La Ministre s'est félicitée de ce que le Conseil des droits de l'homme et ses mécanismes contribuent de manière déterminante à la promotion et à la protection des droits de l'homme et s'est a dit sa conviction que le dialogue est le meilleur moyen de promouvoir l'harmonie et la tolérance, le respect et la solidarité entre religions et cultures. Elle a aussi souligné qu'étant donné leur vulnérabilité économique et climatique, les pays les moins avancés ont besoin d'une aide particulière; si la responsabilité première du développement incombe aux autorités nationales, la communauté internationale a aussi la responsabilité de créer un environnement favorable au développement. Par ailleurs, les travailleurs migrants, qui contribuent aux économies à la fois des économies des pays hôtes et des pays d'origine, constituent une priorité pour le Bangladesh, et la Ministre a déploré que les préoccupations des ces populations migrantes ne fasse l'objet de trop peu d'attention, particulièrement dans les pays d'accueil. Évoquant enfin la situation dans son pays, elle a précisé que le Bangladesh est attaché à mettre un terme à la culture de l'impunité qui a prévalu pendant quatre décennies.

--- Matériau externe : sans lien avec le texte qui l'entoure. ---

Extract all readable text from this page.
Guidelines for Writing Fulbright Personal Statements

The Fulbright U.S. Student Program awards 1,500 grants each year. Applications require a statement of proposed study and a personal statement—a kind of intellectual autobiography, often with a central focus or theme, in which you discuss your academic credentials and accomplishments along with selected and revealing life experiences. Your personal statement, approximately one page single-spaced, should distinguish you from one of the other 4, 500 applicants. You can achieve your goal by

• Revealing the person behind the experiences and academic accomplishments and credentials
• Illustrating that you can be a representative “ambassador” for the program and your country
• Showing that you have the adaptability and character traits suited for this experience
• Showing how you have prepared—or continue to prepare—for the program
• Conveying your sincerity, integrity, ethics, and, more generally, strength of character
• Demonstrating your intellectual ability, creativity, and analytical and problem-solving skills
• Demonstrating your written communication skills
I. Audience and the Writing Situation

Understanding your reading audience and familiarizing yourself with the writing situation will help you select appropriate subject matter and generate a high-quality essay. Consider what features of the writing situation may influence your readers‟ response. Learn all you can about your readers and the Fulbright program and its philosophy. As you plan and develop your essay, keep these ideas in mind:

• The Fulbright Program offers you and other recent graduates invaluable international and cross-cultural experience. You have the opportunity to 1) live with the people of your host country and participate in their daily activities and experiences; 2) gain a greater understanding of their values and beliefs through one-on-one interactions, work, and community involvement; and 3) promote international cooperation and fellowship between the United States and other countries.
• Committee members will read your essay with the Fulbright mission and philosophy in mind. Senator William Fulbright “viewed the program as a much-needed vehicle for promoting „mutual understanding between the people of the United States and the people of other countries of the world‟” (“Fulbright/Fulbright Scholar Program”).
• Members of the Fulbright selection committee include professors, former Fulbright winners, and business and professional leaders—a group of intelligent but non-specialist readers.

M. Georgescu a observé que, plus que toutes autres, les ressources hydriques sont sensibles à la gestion non rationnelle de substances dangereuses par les industries extractives. Le rapport relève que ces effets sont de moins en moins limités aux sites d'extraction, mais s'étendent désormais en aval, au point de poser des problèmes transfrontaliers. Le Rapporteur spécial a en outre rendu compte des missions qu'il a effectuées aux Îles Marshall et aux États-Unis, en mars et avril derniers, sur conséquences des essais nucléaires réalisés dans les atolls de Bikini et Eniwetok. Le Ministre des affaires étrangères des Îles Marshall, M. Phillip H. Muller, a fait une déclaration, ainsi que la délégation des États-Unis. Les autres délégations qui sont intervenues ont notamment relevé que le cadre normatif international n'est pas à la hauteur des défis qui se posent pour assurer une gestion écologiquement rationnelle des produits et déchets dangereux: cette carence, ajoutée à la quasi-absence de législations nationales, favorise la prolifération des produits et déchets dangereux. Il faudrait une réelle volonté politique et une approche globale intégrant la responsabilité des industries en cause, la prise en considération des intérêts des communautés locales et celle de la législation du travail.

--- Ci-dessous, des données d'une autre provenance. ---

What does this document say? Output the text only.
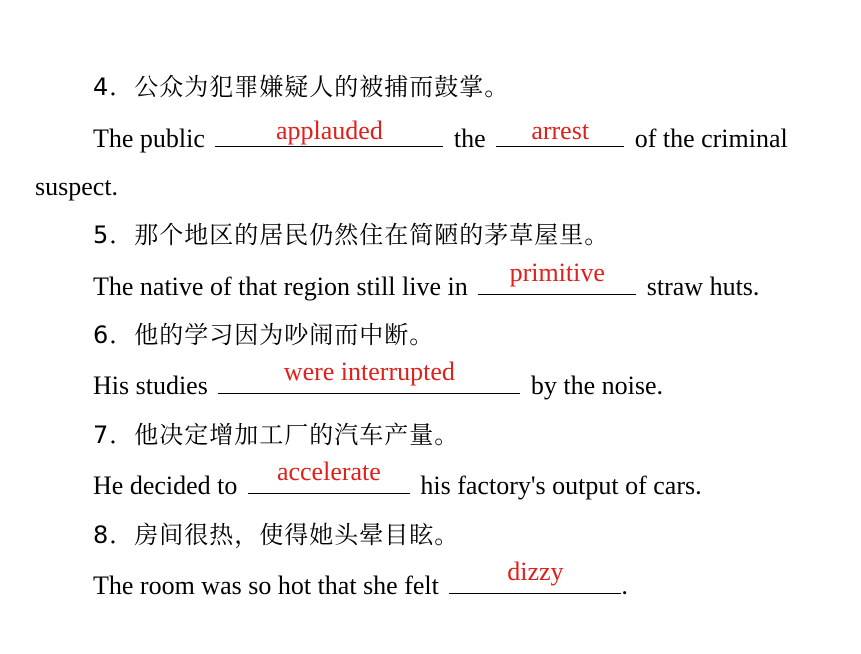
4．公众为犯罪嫌疑人的被捕而鼓掌。
The public	applauded	the	arrest	of the criminal
suspect.
5．那个地区的居民仍然住在简陋的茅草屋里。
The native of that region still live in	primitive	straw huts.
6．他的学习因为吵闹而中断。
His studies	were interrupted	by the noise.
7．他决定增加工厂的汽车产量。
He decided to	accelerate	his factory's output of cars.
8．房间很热，使得她头晕目眩。
The room was so hot that she felt	dizzy	.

Le rapport thématique de Mme Shahinian porte cette année sur la question des mariages serviles: cette pratique constitue une forme d'esclavage et ne doit pas être assimilée aux mariages arrangés, qui existent dans de nombreux pays et impliquent le consentement des deux parties. Ils doivent donc être explicitement interdits par la loi. La Rapporteuse spéciale a aussi rendu compte de sa mission au Liban, où elle s'est intéressée au sort des travailleurs domestiques. Mme Virginia Murillo, présidente du Conseil d'administration du Fonds fiduciaire volontaire des Nations Unies sur les formes contemporaines d'esclavage, a également pris la parole, lançant en particulier un appel à contributions pour permettre au Fonds de s'acquitter des tâches qui lui ont été confiées. Le Liban a fait une déclaration en tant que pays concerné par le rapport de mission de la Rapporteuse spéciale. Les délégations qui ont participé au débat interactif ont regretté en particulier que, malgré les efforts des gouvernements et des parties concernées, l'éradication de l'esclavage reste malheureusement à l'ordre du jour. Au plan juridique, les États doivent légiférer contre l'esclavage et les pratiques qui y sont assimilées, punir les coupables et aider les victimes. Dans de nombreux cas, les efforts dans ce domaine doivent être coordonnés avec la lutte contre la violence sexuelle et la violence contre les femmes. Mais l'application des lois est déterminante et exige une collaboration entre toutes les institutions concernées, a-t-il été souligné.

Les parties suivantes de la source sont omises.